Фантастическая тропка
детской памяти короткой
пролегла рассветной кромкой.
На восходе мир светло окрашен.
Дети, смейтесь громко,
ничего не ведая о нашем, вашем
дне вчерашнем.
Старики, не надо!.. раньше срока…
– За здоровье Деда!
Из Дублина Жена позвонила, с поздравлениями.
Дед что-то отвечал, бурно, слова путал от волнения, заплакал от радости:
– Тут все собрались, мои любимые… Давление в норме, тепло, такой праздник, доченька.

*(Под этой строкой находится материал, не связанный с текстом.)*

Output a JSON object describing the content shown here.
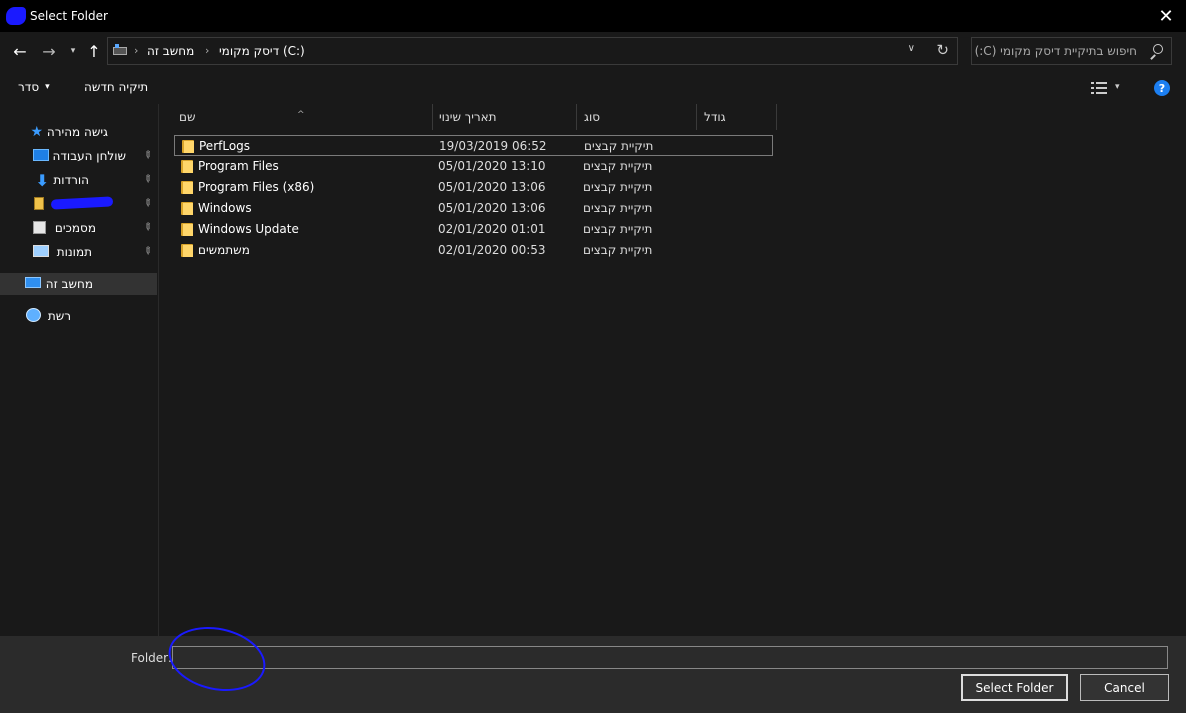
{
  "window": {
    "title": "Select Folder",
    "close_glyph": "✕"
  },
  "nav": {
    "back_glyph": "←",
    "forward_glyph": "→",
    "recent_glyph": "▾",
    "up_glyph": "↑"
  },
  "address": {
    "crumbs": [
      "מחשב זה",
      "דיסק מקומי (C:)"
    ],
    "dropdown_glyph": "∨",
    "refresh_glyph": "↻"
  },
  "search": {
    "placeholder": "חיפוש בתיקיית  דיסק מקומי (C:)"
  },
  "commands": {
    "organize_label": "סדר",
    "organize_caret": "▾",
    "new_folder_label": "תיקיה חדשה",
    "view_caret": "▾",
    "help_glyph": "?"
  },
  "sidebar": {
    "quick_access": "גישה מהירה",
    "items": [
      {
        "label": "שולחן העבודה",
        "icon": "desktop-icon",
        "pinned": true
      },
      {
        "label": "הורדות",
        "icon": "downloads-icon",
        "pinned": true
      },
      {
        "label": "",
        "icon": "redacted-folder-icon",
        "pinned": true
      },
      {
        "label": "מסמכים",
        "icon": "documents-icon",
        "pinned": true
      },
      {
        "label": "תמונות",
        "icon": "pictures-icon",
        "pinned": true
      }
    ],
    "this_pc": "מחשב זה",
    "network": "רשת",
    "pin_glyph": "📌"
  },
  "columns": {
    "name": "שם",
    "date": "תאריך שינוי",
    "type": "סוג",
    "size": "גודל",
    "sort_glyph": "^"
  },
  "files": [
    {
      "name": "PerfLogs",
      "date": "19/03/2019 06:52",
      "type": "תיקיית קבצים"
    },
    {
      "name": "Program Files",
      "date": "05/01/2020 13:10",
      "type": "תיקיית קבצים"
    },
    {
      "name": "Program Files (x86)",
      "date": "05/01/2020 13:06",
      "type": "תיקיית קבצים"
    },
    {
      "name": "Windows",
      "date": "05/01/2020 13:06",
      "type": "תיקיית קבצים"
    },
    {
      "name": "Windows Update",
      "date": "02/01/2020 01:01",
      "type": "תיקיית קבצים"
    },
    {
      "name": "משתמשים",
      "date": "02/01/2020 00:53",
      "type": "תיקיית קבצים"
    }
  ],
  "footer": {
    "folder_label": "Folder:",
    "folder_value": "",
    "select_button": "Select Folder",
    "cancel_button": "Cancel"
  }
}
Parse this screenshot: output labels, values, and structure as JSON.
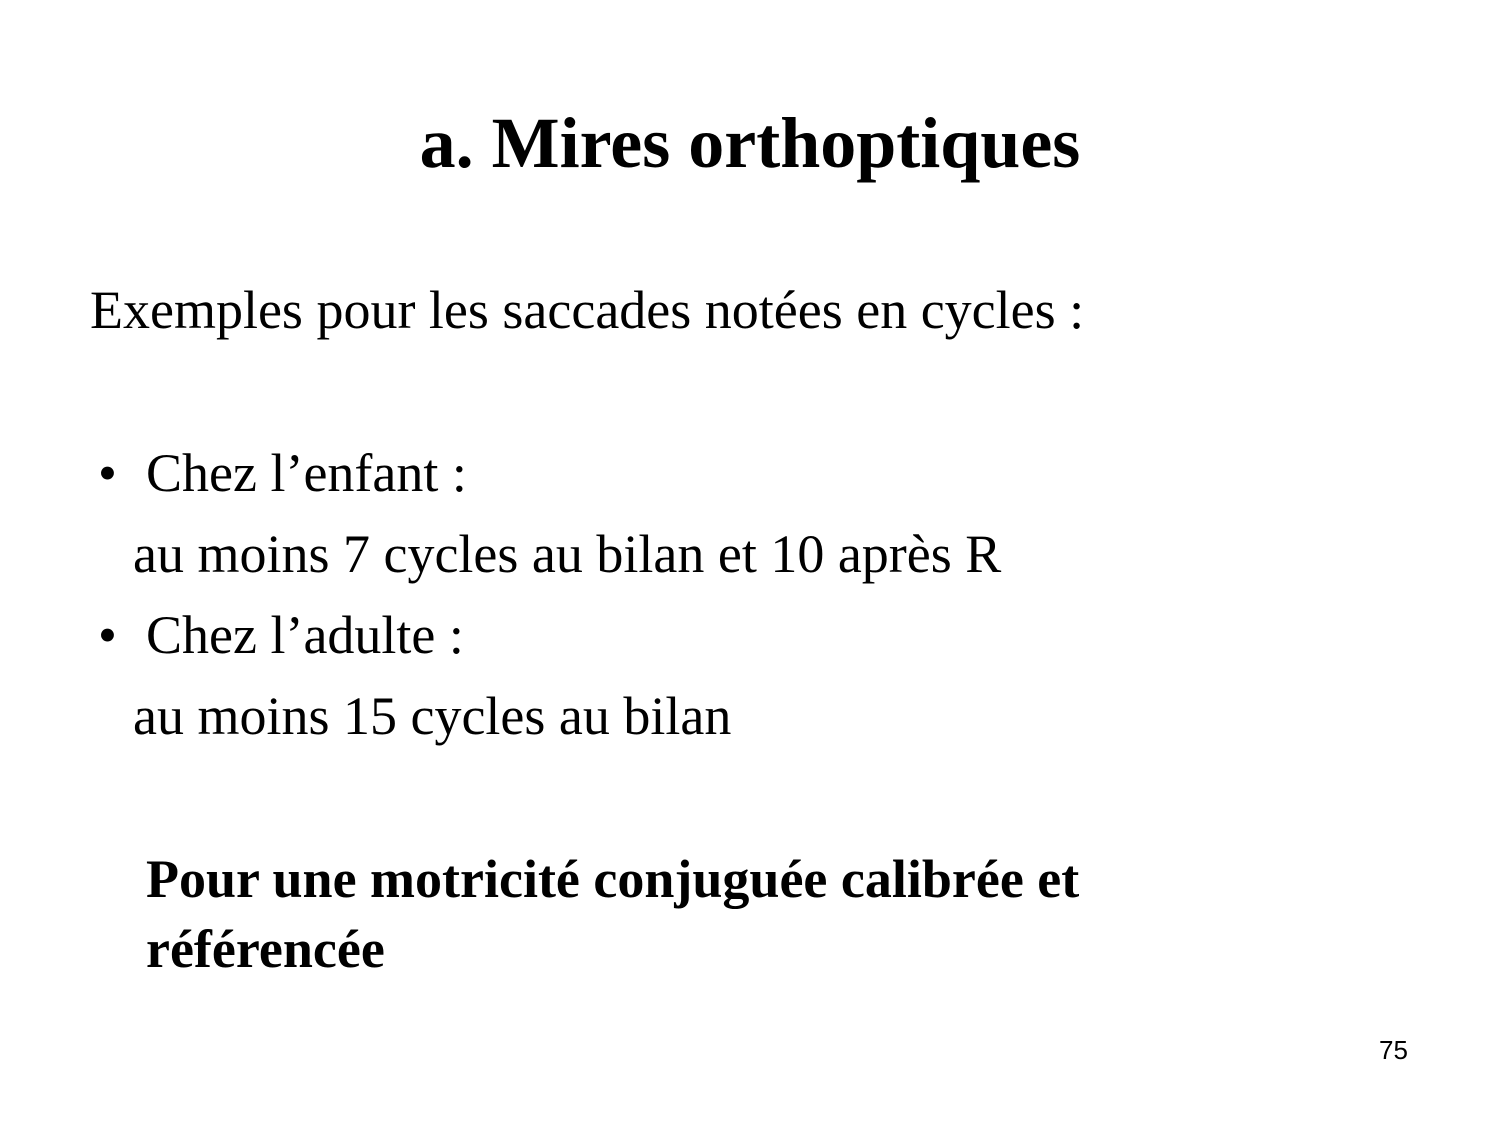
{
  "slide": {
    "title": "a. Mires orthoptiques",
    "intro": "Exemples pour les saccades notées en cycles :",
    "bullets": [
      {
        "marker": "•",
        "label": "Chez l’enfant :",
        "detail": "au moins 7 cycles au bilan et 10 après R"
      },
      {
        "marker": "•",
        "label": "Chez l’adulte :",
        "detail": "au moins 15 cycles au bilan"
      }
    ],
    "conclusion": "Pour une motricité conjuguée calibrée et référencée",
    "page_number": "75"
  }
}
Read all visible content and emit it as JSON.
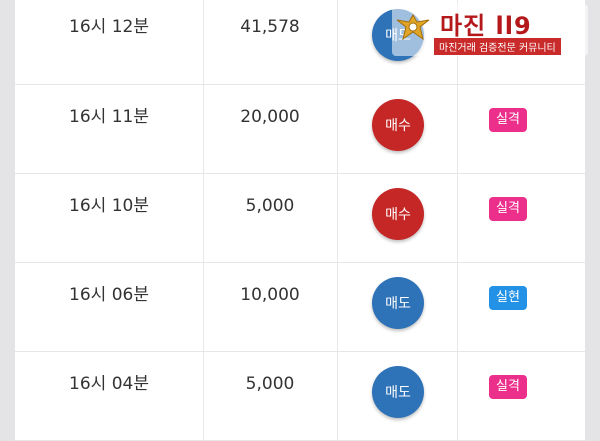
{
  "rows": [
    {
      "time": "16시 12분",
      "quantity": "41,578",
      "side": "매도",
      "side_type": "sell",
      "result": "",
      "result_type": ""
    },
    {
      "time": "16시 11분",
      "quantity": "20,000",
      "side": "매수",
      "side_type": "buy",
      "result": "실격",
      "result_type": "fail"
    },
    {
      "time": "16시 10분",
      "quantity": "5,000",
      "side": "매수",
      "side_type": "buy",
      "result": "실격",
      "result_type": "fail"
    },
    {
      "time": "16시 06분",
      "quantity": "10,000",
      "side": "매도",
      "side_type": "sell",
      "result": "실현",
      "result_type": "hit"
    },
    {
      "time": "16시 04분",
      "quantity": "5,000",
      "side": "매도",
      "side_type": "sell",
      "result": "실격",
      "result_type": "fail"
    }
  ],
  "watermark": {
    "title": "마진 ll9",
    "subtitle": "마진거래 검증전문 커뮤니티"
  },
  "colors": {
    "sell": "#2e72b8",
    "buy": "#c42726",
    "fail_badge": "#ec2f8a",
    "hit_badge": "#2291e6"
  }
}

Празднуем хорошо! Спасибо. А внучка позвонила, я её и не узнал, по первости не понял, трубку бросил, а потом уж разобрались. Выросла девонька. Алфавит выучила правнучка? Ай, умничка растёт – это что-то! Это – уже мне в рай обеспечен пропуск! Ну, дай Бог вам здоровья.
Дед стал подрёмывать. Женщины стол прибрали.
– Давай, отдохни немного. Сейчас скатерть-самоубранку приведём в порядок. Как ты любишь говорить – «дружно – не грузно». А ты поспи. Может, вырастешь немного, – улыбнулся Зять. – Да и хороший гость – недолгий.
Глава 35. Самоволка
Зять позвонил Деду утром, как обычно, в десять часов. К телефону никто не подошёл. Перезвонил через полчаса. Трубку по-прежнему никто не брал.
Только он присел, как зазвонил телефон.